Amazon.co.uk Review
Guardian journalist and ex-Lloyd Cole and the Commotions bassist Lawrence Donegan always had a hankering to live in Ireland. "It was a back-to-my-roots thing. London was filthy, crowded, expensive. Above all, it was inhospitable. I had lived in the same ground-floor flat for eight years and I still had yet to pass a civil word with anyone in the street." In
No News at Throat Lake he says goodbye to all that and exchanges flat, job and girlfriend for a shack in Creeslough, County Donegal.

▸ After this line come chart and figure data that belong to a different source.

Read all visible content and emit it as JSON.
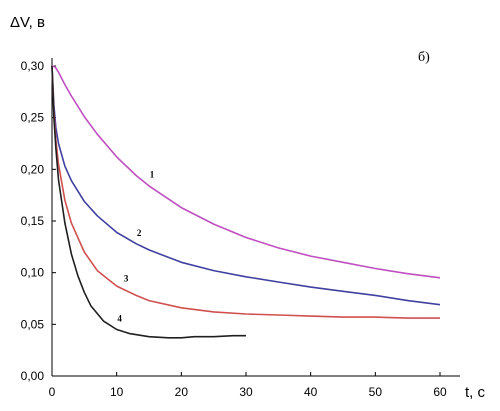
{
  "chart_data": {
    "type": "line",
    "panel_label": "б)",
    "ylabel": "ΔV, в",
    "xlabel": "t, c",
    "xlim": [
      0,
      60
    ],
    "ylim": [
      0,
      0.3
    ],
    "x_ticks": [
      0,
      10,
      20,
      30,
      40,
      50,
      60
    ],
    "y_ticks": [
      "0,00",
      "0,05",
      "0,10",
      "0,15",
      "0,20",
      "0,25",
      "0,30"
    ],
    "grid": false,
    "series": [
      {
        "name": "1",
        "color": "#c050c0",
        "x": [
          0,
          0.5,
          1,
          2,
          3,
          5,
          7,
          10,
          13,
          15,
          20,
          25,
          30,
          35,
          40,
          45,
          50,
          55,
          60
        ],
        "y": [
          0.3,
          0.299,
          0.294,
          0.282,
          0.271,
          0.251,
          0.234,
          0.212,
          0.194,
          0.184,
          0.163,
          0.147,
          0.134,
          0.124,
          0.116,
          0.11,
          0.104,
          0.099,
          0.095
        ]
      },
      {
        "name": "2",
        "color": "#4040a0",
        "x": [
          0,
          0.3,
          0.6,
          1,
          2,
          3,
          5,
          7,
          10,
          13,
          15,
          20,
          25,
          30,
          35,
          40,
          45,
          50,
          55,
          60
        ],
        "y": [
          0.3,
          0.262,
          0.24,
          0.225,
          0.203,
          0.189,
          0.169,
          0.155,
          0.139,
          0.128,
          0.122,
          0.11,
          0.102,
          0.096,
          0.091,
          0.086,
          0.082,
          0.078,
          0.073,
          0.069
        ]
      },
      {
        "name": "3",
        "color": "#d05050",
        "x": [
          0,
          0.3,
          0.6,
          1,
          2,
          3,
          5,
          7,
          10,
          13,
          15,
          20,
          25,
          30,
          35,
          40,
          45,
          50,
          55,
          60
        ],
        "y": [
          0.3,
          0.255,
          0.228,
          0.205,
          0.17,
          0.148,
          0.12,
          0.102,
          0.087,
          0.078,
          0.073,
          0.066,
          0.062,
          0.06,
          0.059,
          0.058,
          0.057,
          0.057,
          0.056,
          0.056
        ]
      },
      {
        "name": "4",
        "color": "#202020",
        "x": [
          0,
          0.3,
          0.6,
          1,
          2,
          3,
          4,
          5,
          6,
          8,
          10,
          12,
          15,
          18,
          20,
          22,
          25,
          28,
          30
        ],
        "y": [
          0.3,
          0.25,
          0.22,
          0.19,
          0.148,
          0.118,
          0.097,
          0.081,
          0.068,
          0.053,
          0.045,
          0.041,
          0.038,
          0.037,
          0.037,
          0.038,
          0.038,
          0.039,
          0.039
        ]
      }
    ]
  }
}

It's no Year in Provence . The shack is rat-infested, the promised job on a farm proves non-existent and there's scant social-life. But Donegan perseveres (partly because he's too ashamed to tell his girlfriend he couldn't hack it) so finds a job on the Tirconail Tribune and mates on the local Gaelic football team. The newspaper, run by a man named John Mcteer ("In another life John McTeer had been Gore Vidal with stronger opinions, Henry Ford with ambition"), revitalises Donegan's enthusiasm for news reporting, as he investigates local life. He goes on a pilgrimage to the shrine at Knock, researches the life of Doris Duke's Creeslough-born butler and, surprisingly, interviews Meryl Streep in this funny and poignant tale of life in rural Ireland. --Tamsin Todd
Synopsis
This text presents a Guardian journalist's account of his year working on the Tirconail Tribune - only 12 pages long, with a circulation of 2500. Serving the people of the Donegal coast, the paper is published in the small coastal town of Creeslough, and it is here that Donegan lived during 1998. The town had a grocer's shop, a hardware store, one solitary pub and a pitch and putt course.